Press Release from the Sportsmen’s Alliance:

Take Action! Currently House Bill 491 is in House Natural Resources & Public Lands Subcommittee. Florida sportsmen should contact their state representatives and ask them to vote NO on House Bill 491. Members can use the Sportsmen’s Alliance Legislative Action Center to contact their state representative.

In Florida, Rep. Amy Mercado (D-Orlando) has proposed legislation that would place a ten-year ban on black bear hunting in Florida. House Bill 491 also requires bear-proof garbage cans, and restricts burning in habitats that could impact bears. The bill also would commission a study on the effectiveness of non-lethal means for the management of bears.

In 2016, the Florida Fish and Wildlife Conservation Commission paused plans to have a hunting season for bears after anti-hunting groups pressured both commissioners and legislators.

“HB 491 would set a terrible precedent by removing the management authority from the commission altogether and instead establishing an arbitrary timeline,” said Luke Houghton, the Sportsmen’s Alliance associate director of state services. “The Commission was created to make scientific decisions regarding wildlife, and House Bill 491 undermines that process and politicizes wildlife decision making.”
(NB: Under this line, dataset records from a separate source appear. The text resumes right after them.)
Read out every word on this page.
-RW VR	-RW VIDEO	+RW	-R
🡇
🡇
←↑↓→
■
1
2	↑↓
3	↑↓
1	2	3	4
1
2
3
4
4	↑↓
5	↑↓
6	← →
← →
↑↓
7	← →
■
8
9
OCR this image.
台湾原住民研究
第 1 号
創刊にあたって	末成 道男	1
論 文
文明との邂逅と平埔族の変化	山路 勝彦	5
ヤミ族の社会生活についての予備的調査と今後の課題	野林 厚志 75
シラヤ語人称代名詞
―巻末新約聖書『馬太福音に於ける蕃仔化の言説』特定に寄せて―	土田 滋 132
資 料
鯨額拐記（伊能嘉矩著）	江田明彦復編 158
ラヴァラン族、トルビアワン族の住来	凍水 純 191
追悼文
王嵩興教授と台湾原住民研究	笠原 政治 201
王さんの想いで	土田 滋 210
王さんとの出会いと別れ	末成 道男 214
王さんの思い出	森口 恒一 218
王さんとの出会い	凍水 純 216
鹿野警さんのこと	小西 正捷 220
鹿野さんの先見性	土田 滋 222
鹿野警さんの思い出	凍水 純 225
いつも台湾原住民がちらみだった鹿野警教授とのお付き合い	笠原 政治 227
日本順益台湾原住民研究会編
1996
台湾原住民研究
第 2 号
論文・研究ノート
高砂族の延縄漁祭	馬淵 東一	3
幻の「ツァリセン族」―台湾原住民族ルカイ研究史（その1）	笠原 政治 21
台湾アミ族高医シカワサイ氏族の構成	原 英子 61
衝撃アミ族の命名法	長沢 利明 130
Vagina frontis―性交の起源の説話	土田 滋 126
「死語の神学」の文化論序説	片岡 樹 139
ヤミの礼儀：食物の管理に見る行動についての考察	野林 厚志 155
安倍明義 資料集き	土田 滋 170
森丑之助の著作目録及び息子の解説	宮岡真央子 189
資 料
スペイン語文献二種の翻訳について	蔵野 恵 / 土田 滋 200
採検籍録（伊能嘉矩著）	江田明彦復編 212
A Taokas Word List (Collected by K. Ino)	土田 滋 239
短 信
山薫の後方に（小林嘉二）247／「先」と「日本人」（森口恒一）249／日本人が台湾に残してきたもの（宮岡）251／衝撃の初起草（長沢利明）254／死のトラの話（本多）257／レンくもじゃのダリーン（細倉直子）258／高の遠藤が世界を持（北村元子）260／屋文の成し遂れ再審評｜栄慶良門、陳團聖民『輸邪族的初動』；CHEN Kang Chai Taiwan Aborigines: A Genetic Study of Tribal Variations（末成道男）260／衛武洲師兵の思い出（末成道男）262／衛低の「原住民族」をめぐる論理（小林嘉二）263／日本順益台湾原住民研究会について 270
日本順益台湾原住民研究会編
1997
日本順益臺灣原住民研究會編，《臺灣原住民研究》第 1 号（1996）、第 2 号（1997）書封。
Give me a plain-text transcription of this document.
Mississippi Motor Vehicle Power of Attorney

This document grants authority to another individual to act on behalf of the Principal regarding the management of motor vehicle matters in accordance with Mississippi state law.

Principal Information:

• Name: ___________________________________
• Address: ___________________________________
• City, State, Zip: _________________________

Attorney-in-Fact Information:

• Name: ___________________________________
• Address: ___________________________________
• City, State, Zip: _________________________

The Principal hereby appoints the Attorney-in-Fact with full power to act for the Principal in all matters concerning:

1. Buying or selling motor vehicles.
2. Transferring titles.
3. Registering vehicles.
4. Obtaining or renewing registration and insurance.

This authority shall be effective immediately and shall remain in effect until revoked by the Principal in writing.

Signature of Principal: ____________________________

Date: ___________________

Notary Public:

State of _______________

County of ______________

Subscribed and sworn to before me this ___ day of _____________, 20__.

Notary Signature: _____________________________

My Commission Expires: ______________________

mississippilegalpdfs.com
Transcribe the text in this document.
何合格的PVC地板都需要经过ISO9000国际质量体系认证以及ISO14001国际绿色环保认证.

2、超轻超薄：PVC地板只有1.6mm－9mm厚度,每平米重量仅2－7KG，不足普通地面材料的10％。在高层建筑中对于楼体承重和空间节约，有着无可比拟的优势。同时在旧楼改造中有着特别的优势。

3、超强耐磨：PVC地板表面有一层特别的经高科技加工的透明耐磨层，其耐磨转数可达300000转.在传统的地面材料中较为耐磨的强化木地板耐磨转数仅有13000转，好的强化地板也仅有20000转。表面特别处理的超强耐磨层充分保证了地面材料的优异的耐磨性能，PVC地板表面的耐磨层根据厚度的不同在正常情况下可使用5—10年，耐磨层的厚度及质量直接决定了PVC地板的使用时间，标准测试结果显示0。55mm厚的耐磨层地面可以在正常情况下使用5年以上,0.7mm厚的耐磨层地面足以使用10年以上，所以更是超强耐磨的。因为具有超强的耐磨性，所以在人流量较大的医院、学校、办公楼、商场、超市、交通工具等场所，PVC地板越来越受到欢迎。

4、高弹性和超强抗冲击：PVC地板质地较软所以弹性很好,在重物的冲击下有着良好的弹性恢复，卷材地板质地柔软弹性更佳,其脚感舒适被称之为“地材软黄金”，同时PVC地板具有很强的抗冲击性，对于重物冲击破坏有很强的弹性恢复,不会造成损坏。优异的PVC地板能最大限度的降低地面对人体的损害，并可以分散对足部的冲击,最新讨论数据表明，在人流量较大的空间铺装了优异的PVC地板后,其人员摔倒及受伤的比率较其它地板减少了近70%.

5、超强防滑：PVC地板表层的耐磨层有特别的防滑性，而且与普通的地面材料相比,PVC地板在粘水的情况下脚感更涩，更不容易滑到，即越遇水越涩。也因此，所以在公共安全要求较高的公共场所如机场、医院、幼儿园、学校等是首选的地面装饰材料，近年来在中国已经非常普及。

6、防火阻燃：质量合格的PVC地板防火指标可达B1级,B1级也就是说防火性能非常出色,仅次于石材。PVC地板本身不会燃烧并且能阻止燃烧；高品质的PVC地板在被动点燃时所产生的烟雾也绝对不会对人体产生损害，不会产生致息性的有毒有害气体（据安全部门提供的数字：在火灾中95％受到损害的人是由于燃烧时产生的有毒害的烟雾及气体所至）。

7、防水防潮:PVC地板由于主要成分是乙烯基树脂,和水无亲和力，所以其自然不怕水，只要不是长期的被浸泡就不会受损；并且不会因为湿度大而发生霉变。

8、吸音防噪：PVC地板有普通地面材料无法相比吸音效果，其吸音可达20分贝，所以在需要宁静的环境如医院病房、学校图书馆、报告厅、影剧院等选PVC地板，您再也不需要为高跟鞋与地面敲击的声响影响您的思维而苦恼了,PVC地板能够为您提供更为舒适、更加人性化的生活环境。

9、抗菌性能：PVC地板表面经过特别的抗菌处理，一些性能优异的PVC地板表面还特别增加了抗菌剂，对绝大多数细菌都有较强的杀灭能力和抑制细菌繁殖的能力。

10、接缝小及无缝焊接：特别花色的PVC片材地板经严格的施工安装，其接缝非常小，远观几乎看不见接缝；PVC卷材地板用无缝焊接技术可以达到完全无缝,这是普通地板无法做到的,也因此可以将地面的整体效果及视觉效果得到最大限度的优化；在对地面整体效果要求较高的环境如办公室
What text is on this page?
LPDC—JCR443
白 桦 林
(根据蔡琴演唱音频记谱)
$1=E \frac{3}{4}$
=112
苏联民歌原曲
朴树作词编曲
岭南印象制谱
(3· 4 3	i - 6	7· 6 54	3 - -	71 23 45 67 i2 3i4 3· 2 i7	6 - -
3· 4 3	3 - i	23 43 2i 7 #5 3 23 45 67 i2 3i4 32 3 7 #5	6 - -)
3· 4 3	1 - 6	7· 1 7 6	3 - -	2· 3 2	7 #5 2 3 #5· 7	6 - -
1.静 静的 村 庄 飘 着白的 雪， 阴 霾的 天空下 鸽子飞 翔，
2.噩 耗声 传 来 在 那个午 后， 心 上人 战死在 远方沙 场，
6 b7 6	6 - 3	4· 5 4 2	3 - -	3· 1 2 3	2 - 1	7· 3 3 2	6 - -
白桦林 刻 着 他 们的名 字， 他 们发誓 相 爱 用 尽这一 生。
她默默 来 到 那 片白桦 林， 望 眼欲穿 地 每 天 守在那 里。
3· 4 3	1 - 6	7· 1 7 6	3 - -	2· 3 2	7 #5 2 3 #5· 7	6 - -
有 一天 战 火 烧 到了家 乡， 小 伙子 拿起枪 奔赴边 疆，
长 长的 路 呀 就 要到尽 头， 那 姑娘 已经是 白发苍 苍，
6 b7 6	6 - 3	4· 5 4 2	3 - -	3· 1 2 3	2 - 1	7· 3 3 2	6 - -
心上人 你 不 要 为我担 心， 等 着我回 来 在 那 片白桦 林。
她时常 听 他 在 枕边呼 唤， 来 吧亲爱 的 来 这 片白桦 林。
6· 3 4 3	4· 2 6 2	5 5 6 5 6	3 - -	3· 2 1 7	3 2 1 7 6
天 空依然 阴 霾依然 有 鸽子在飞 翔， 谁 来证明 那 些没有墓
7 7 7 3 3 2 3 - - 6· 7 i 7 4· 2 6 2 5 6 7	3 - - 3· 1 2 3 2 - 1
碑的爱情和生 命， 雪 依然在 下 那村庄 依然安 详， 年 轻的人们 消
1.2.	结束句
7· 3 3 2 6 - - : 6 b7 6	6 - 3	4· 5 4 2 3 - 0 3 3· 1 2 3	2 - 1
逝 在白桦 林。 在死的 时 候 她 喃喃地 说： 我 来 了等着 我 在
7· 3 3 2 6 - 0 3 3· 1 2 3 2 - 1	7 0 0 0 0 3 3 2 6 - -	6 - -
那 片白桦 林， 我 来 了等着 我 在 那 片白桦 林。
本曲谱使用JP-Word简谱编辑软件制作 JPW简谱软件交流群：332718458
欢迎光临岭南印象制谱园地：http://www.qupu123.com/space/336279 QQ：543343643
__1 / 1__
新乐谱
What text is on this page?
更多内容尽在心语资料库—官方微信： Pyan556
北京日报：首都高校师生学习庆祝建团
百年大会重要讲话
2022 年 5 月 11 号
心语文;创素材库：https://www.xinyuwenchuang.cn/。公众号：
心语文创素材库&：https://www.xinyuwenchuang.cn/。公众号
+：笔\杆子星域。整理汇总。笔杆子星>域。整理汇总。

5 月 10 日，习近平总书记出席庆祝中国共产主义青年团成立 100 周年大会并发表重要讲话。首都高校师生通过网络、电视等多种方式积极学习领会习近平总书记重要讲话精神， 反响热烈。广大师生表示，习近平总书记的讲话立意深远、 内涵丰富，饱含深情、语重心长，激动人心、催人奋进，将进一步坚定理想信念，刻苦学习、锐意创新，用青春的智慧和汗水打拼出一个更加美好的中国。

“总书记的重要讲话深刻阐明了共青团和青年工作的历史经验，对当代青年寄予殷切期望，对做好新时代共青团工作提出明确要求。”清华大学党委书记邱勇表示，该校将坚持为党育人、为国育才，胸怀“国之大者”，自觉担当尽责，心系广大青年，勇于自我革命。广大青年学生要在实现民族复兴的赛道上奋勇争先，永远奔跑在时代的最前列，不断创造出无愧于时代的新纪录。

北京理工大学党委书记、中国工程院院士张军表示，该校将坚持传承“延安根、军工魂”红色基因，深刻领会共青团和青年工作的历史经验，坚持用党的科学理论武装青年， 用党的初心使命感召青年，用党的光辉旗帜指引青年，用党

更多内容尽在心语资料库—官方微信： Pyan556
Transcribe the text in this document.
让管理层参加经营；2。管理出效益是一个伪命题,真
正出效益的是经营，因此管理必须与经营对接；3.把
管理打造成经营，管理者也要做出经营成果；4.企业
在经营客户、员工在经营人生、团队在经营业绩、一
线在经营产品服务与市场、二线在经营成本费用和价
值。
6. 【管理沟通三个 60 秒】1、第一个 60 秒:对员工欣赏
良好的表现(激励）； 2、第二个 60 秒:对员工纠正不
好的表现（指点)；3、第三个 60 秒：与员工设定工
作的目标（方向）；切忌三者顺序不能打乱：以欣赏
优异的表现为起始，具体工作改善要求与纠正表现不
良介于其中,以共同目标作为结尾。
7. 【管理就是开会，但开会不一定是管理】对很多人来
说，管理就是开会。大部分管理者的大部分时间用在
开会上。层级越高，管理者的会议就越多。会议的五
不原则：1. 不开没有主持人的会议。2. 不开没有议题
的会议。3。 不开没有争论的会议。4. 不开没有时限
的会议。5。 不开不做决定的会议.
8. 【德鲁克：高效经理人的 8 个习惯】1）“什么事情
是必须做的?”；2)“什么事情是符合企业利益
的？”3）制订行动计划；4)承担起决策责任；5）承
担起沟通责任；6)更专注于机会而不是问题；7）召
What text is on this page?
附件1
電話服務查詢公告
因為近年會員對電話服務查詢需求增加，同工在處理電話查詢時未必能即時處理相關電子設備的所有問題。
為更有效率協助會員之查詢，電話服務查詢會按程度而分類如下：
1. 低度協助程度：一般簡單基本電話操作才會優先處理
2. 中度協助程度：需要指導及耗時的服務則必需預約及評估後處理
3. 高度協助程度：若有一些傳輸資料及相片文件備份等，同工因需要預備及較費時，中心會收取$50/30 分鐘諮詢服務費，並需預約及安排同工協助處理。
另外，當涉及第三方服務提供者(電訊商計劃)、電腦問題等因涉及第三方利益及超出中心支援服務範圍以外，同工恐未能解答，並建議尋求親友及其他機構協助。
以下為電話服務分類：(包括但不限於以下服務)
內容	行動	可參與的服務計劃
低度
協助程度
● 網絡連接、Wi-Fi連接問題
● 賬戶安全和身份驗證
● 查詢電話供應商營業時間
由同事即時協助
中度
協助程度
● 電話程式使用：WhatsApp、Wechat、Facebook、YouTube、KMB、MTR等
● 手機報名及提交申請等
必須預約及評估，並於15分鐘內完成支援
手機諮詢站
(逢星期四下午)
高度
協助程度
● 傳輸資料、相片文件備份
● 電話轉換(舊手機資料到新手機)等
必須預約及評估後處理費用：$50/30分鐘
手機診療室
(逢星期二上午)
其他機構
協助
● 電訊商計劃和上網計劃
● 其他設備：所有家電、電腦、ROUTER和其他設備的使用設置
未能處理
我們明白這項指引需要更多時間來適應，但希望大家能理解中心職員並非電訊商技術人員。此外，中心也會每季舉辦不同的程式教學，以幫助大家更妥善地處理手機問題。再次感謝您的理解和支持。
Taxpayers would also be on the hook for at least $1 million to pay for bear-proof trash cans, which local governments would then apply for funding from. HB 491 also mandates an end to any timbering of palmetto and oak trees in state forests. Rep. Mercado claims that bears will avoid garbage if there are more food sources available naturally.

“HB 491 substitute’s politics for science, ignoring the advice of Florida’s wildlife experts,” continued Houghton. “It sets a precedent that politicians can step on sound scientific wildlife management decisions when opponents of hunting become upset. HB 491 also poses a serious public safety risk, as Florida’s growing bear population expands unchecked.”